多様な背景をもつ人たちが、安心して通える定時制の存続を

〇斉藤委員 今、お話、繰り返しでありましたけれども、困難を抱える生徒のニーズに応えられる受入れ環境を充実させるというのなら、立川高校定時制、これを今、募集停止にするということは、その中身に逆行するという話ではないですか。

 既に、そういった様々な背景、それこそヤングケアラーの生徒さん、外国につながる生徒だったり、不登校の経験者の方々が夜間定時制にも通っているわけです。そこをなくしてしまうということは、理屈が通らないというふうに思います。

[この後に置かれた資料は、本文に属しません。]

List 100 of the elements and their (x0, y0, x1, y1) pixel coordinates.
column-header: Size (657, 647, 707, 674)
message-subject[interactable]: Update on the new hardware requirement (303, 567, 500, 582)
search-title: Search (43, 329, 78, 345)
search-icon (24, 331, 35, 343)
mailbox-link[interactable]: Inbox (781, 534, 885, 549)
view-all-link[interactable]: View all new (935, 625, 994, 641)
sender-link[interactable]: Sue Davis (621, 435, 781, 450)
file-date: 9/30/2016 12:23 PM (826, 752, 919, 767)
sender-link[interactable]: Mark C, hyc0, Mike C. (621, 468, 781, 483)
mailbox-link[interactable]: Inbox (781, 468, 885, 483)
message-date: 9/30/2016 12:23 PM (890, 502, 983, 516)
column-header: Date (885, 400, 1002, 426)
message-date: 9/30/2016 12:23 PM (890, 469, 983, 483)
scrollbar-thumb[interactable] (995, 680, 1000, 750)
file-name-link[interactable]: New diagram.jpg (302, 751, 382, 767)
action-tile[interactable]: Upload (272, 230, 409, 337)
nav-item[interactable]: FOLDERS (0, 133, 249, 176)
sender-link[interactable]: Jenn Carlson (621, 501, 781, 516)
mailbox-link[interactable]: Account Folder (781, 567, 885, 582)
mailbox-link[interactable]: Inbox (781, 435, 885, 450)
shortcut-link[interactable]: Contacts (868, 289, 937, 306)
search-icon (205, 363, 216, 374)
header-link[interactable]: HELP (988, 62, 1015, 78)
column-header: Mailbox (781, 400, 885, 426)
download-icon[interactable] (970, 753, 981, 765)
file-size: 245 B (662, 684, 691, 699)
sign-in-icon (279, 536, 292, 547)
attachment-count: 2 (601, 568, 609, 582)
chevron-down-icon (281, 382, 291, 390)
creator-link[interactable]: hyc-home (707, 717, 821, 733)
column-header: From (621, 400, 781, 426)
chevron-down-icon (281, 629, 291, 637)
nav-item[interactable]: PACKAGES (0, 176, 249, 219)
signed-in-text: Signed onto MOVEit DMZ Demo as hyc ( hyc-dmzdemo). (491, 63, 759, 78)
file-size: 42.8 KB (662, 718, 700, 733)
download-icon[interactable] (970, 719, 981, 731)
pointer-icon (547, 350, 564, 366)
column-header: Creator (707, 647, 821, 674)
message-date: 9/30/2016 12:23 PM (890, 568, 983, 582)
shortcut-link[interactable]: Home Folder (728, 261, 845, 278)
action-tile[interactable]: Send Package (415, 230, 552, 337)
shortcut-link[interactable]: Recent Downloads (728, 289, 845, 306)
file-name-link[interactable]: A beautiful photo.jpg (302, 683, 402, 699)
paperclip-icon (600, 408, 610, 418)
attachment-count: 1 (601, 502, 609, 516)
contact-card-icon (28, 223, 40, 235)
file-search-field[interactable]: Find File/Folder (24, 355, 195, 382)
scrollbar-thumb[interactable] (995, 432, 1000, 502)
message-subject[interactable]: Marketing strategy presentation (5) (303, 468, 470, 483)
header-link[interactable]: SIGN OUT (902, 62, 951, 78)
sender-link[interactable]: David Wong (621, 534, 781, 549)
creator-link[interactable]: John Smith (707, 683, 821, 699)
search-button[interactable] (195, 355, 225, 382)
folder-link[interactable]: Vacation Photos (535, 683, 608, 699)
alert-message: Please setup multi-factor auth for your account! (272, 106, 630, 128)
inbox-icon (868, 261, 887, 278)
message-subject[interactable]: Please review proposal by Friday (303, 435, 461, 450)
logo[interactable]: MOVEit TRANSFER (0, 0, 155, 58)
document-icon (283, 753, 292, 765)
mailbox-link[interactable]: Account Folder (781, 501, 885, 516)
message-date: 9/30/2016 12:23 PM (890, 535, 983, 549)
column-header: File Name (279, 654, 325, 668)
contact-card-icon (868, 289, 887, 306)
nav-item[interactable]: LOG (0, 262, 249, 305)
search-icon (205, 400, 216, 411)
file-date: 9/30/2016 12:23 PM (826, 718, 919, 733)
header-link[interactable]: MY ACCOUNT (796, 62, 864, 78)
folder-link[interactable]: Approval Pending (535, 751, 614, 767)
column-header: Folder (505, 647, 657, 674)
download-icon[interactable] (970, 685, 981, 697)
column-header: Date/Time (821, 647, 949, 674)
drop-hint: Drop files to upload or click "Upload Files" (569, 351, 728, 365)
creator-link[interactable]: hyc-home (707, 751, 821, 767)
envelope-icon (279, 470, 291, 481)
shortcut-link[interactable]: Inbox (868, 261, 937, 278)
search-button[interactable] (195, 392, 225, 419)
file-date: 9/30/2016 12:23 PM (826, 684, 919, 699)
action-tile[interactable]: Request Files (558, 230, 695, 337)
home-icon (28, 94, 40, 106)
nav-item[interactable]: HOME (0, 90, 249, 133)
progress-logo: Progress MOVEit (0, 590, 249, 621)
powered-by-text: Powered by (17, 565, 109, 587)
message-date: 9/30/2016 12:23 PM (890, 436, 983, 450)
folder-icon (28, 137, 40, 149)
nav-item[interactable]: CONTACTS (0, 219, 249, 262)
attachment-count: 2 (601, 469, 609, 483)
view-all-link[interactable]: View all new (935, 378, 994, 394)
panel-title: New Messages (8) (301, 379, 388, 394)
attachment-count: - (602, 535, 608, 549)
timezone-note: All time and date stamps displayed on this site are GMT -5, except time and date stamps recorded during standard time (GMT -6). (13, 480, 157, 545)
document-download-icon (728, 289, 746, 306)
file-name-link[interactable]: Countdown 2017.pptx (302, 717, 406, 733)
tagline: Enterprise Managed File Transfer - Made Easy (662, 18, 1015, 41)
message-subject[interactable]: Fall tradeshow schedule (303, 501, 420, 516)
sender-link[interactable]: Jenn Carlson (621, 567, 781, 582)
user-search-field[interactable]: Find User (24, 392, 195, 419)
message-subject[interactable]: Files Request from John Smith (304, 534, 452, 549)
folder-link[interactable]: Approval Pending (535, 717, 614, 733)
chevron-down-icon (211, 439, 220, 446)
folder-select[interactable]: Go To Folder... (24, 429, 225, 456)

 チャレンジスクールや昼夜間定時制、これを充実させるということは、それは重要なことだと思います。しかし、今現在、その役割を果たしている、そして、四年間でゆっくり学ぶこともできる、試験や制服などもなくて安心して通える、こういう学校の選択肢をなくしてしまうというのは、充実するという方向性とは逆の方向になるというふうに私は思います。

 まさに今日的な様々な背景を持つ子供たちが安心して学び、さらに、少人数規模のクラスで一人一人に寄り添う教育を受けられる、そういう環境の中で自信や生きる力を身につけていく場になっているのが夜間定時制課程だというふうに思います。その意義をもう一度見直しして、立川高校定時制課程の募集停止の予告を取り消すことを強く求めます。

 この陳情の採択を求めて、質問を終わります。